Other local Black business owners said they chose not to apply for coronavirus aid because they weren’t sure exactly what it entailed. Robyn McCoy, a partner at McCoy and Associates, a law firm in downtown Ann Arbor that specializes in estate and trust law, chose not to apply for the PPP because she found it unclear whether or not the program functioned as a loan or a grant.
The PPP provided loans to small businesses during the COVID-19 pandemic, though it was initially unclear whether it would be classified as a grant or loan when filing taxes. The CARES Act, which the PPP is part of, also includes programs for small businesses grants, such as advance payments for the Economic Injury Disaster Loan program.
In an email to The Daily, McCoy called for greater education on the state, local, and national levels to increase transparency in the aid process.
“There were concerns because it was set up as a loan and I’m not eager to incur any more debt,” McCoy wrote. “I wouldn’t rule out possibly applying for something in the future, I would just want it to be clear — that if it’s a grant then it says it’s a grant.”
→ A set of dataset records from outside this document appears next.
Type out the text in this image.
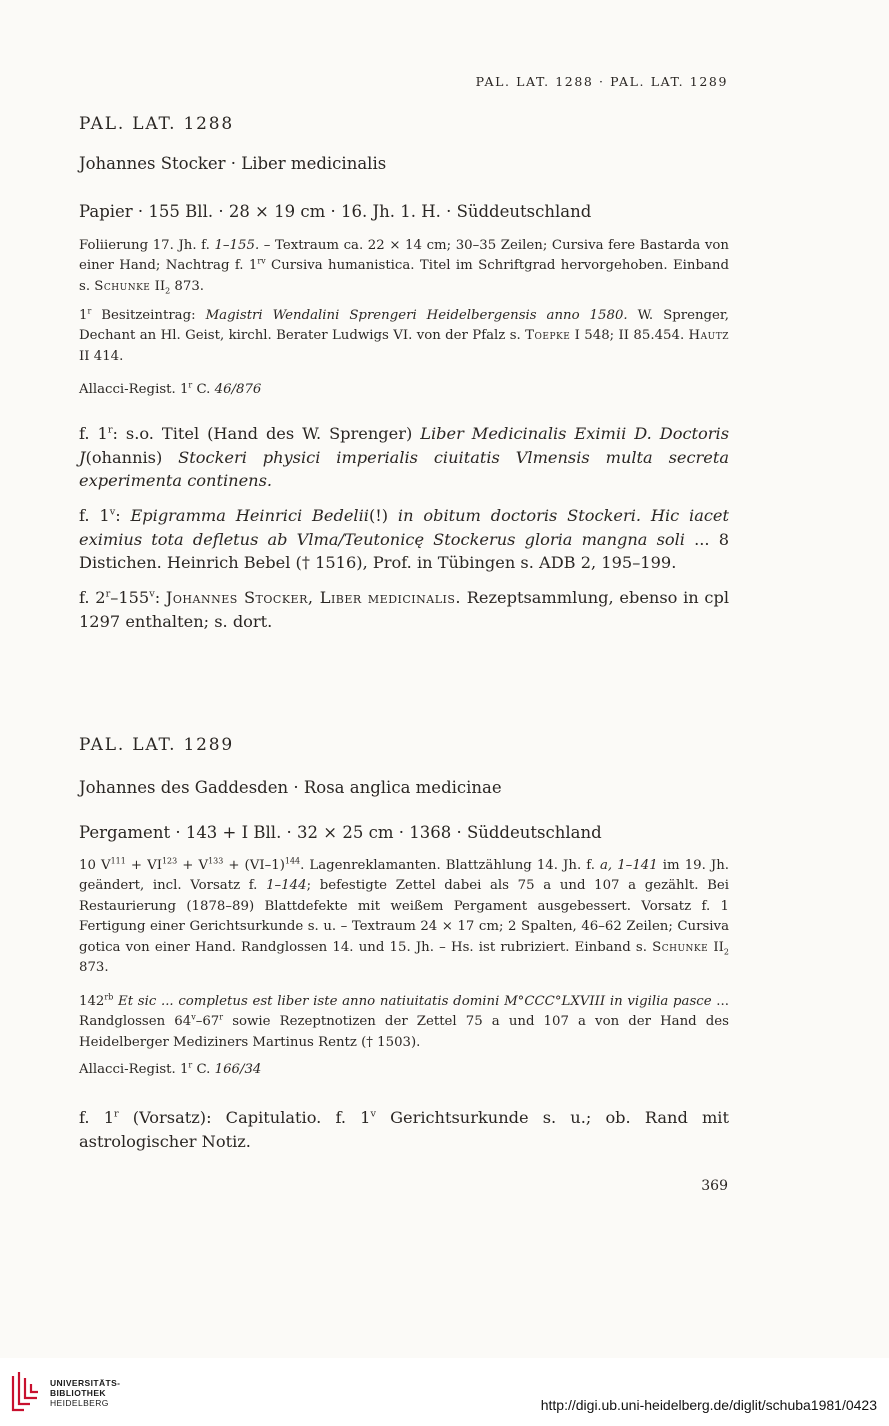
PAL. LAT. 1288 · PAL. LAT. 1289
PAL. LAT. 1288
Johannes Stocker · Liber medicinalis
Papier · 155 Bll. · 28 × 19 cm · 16. Jh. 1. H. · Süddeutschland

Foliierung 17. Jh. f. 1–155. – Textraum ca. 22 × 14 cm; 30–35 Zeilen; Cursiva fere Bastarda von einer Hand; Nachtrag f. $1^{rv}$ Cursiva humanistica. Titel im Schriftgrad hervorgehoben. Einband s. Schunke $II_2$ 873.

1$^r$ Besitzeintrag: Magistri Wendalini Sprengeri Heidelbergensis anno 1580. W. Sprenger, Dechant an Hl. Geist, kirchl. Berater Ludwigs VI. von der Pfalz s. Toepke I 548; II 85.454. Hautz II 414.

Allacci-Regist. 1$^r$ C. 46/876

f. 1$^r$: s.o. Titel (Hand des W. Sprenger) Liber Medicinalis Eximii D. Doctoris J(ohannis) Stockeri physici imperialis ciuitatis Vlmensis multa secreta experimenta continens.

f. 1$^v$: Epigramma Heinrici Bedelii(!) in obitum doctoris Stockeri. Hic iacet eximius tota defletus ab Vlma/Teutonicę Stockerus gloria mangna soli ... 8 Distichen. Heinrich Bebel († 1516), Prof. in Tübingen s. ADB 2, 195–199.

f. 2$^r$–155$^v$: Johannes Stocker, Liber medicinalis. Rezeptsammlung, ebenso in cpl 1297 enthalten; s. dort.

PAL. LAT. 1289
Johannes des Gaddesden · Rosa anglica medicinae
Pergament · 143 + I Bll. · 32 × 25 cm · 1368 · Süddeutschland

10 $V^{111} + VI^{123} + V^{133} + (VI-1)^{144}$. Lagenreklamanten. Blattzählung 14. Jh. f. a, 1–141 im 19. Jh. geändert, incl. Vorsatz f. 1–144; befestigte Zettel dabei als 75 a und 107 a gezählt. Bei Restaurierung (1878–89) Blattdefekte mit weißem Pergament ausgebessert. Vorsatz f. 1 Fertigung einer Gerichtsurkunde s. u. – Textraum 24 × 17 cm; 2 Spalten, 46–62 Zeilen; Cursiva gotica von einer Hand. Randglossen 14. und 15. Jh. – Hs. ist rubriziert. Einband s. Schunke $II_2$ 873.

$142^{rb}$ Et sic ... completus est liber iste anno natiuitatis domini M°CCC°LXVIII in vigilia pasce ... Randglossen 64$^v$–67$^r$ sowie Rezeptnotizen der Zettel 75 a und 107 a von der Hand des Heidelberger Mediziners Martinus Rentz († 1503).

Allacci-Regist. 1$^r$ C. 166/34

f. 1$^r$ (Vorsatz): Capitulatio. f. 1$^v$ Gerichtsurkunde s. u.; ob. Rand mit astrologischer Notiz.

369
UNIVERSITÄTS-
BIBLIOTHEK
HEIDELBERG	http://digi.ub.uni-heidelberg.de/diglit/schuba1981/0423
Janice Johnson, the owner of Clothes Mentor Ann Arbor, said the responsibility of providing aid to small businesses should be shared by local, state and national governments. She said there were local grant opportunities that could have prevented her from having to use personal savings to pay her bills that were not well marketed.
“There were other grants available that I missed out on that have since expired,” Johnson said. “So even if Ann Arbor did handle it directly, how would they spread the news that these (grants) were available?”
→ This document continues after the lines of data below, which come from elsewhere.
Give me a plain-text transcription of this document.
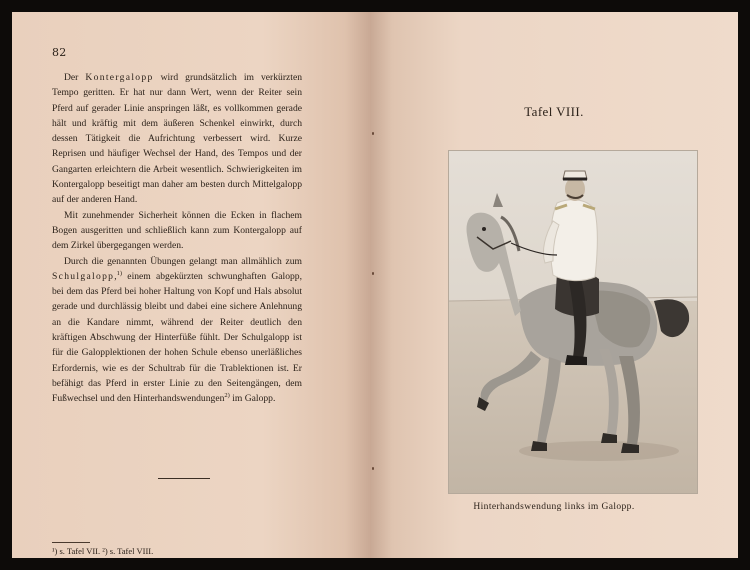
82

Der Kontergalopp wird grundsätzlich im verkürzten Tempo geritten. Er hat nur dann Wert, wenn der Reiter sein Pferd auf gerader Linie anspringen läßt, es vollkommen gerade hält und kräftig mit dem äußeren Schenkel einwirkt, durch dessen Tätigkeit die Aufrichtung verbessert wird. Kurze Reprisen und häufiger Wechsel der Hand, des Tempos und der Gangarten erleichtern die Arbeit wesentlich. Schwierigkeiten im Kontergalopp beseitigt man daher am besten durch Mittelgalopp auf der anderen Hand.

Mit zunehmender Sicherheit können die Ecken in flachem Bogen ausgeritten und schließlich kann zum Kontergalopp auf dem Zirkel übergegangen werden.

Durch die genannten Übungen gelangt man allmählich zum Schulgalopp,$^{1)}$ einem abgekürzten schwunghaften Galopp, bei dem das Pferd bei hoher Haltung von Kopf und Hals absolut gerade und durchlässig bleibt und dabei eine sichere Anlehnung an die Kandare nimmt, während der Reiter deutlich den kräftigen Abschwung der Hinterfüße fühlt. Der Schulgalopp ist für die Galopplektionen der hohen Schule ebenso unerläßliches Erfordernis, wie es der Schultrab für die Trablektionen ist. Er befähigt das Pferd in erster Linie zu den Seitengängen, dem Fußwechsel und den Hinterhandswendungen$^{2)}$ im Galopp.

¹) s. Tafel VII. ²) s. Tafel VIII.
Tafel VIII.
Hinterhandswendung links im Galopp.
Kabo proposed several solutions to the disparities between white and Black business owners' access to aid. He said local governments in Pittsburgh and Cincinnati have begun initiatives to provide critical funding for debt financing, such as using government agencies to provide information to businesses owned by people of color. These strategies can be adopted in Ann Arbor and by other local governments across the country, Kabo said.
Music, Theatre & Dance freshman Maya Boyd, whose father owns Boyd Beauty in downtown Ann Arbor, said it was more important to support local Black-owned businesses rather than large-scale corporations. She encouraged U-M students to explore Black-owned businesses outside of campus and around Ann Arbor.
“I think that students have a lot of knowledge on how to spread information and support people,” Boyd said. “(They can help) just by going and exploring other businesses that aren’t the classic white-owned businesses and corporations.”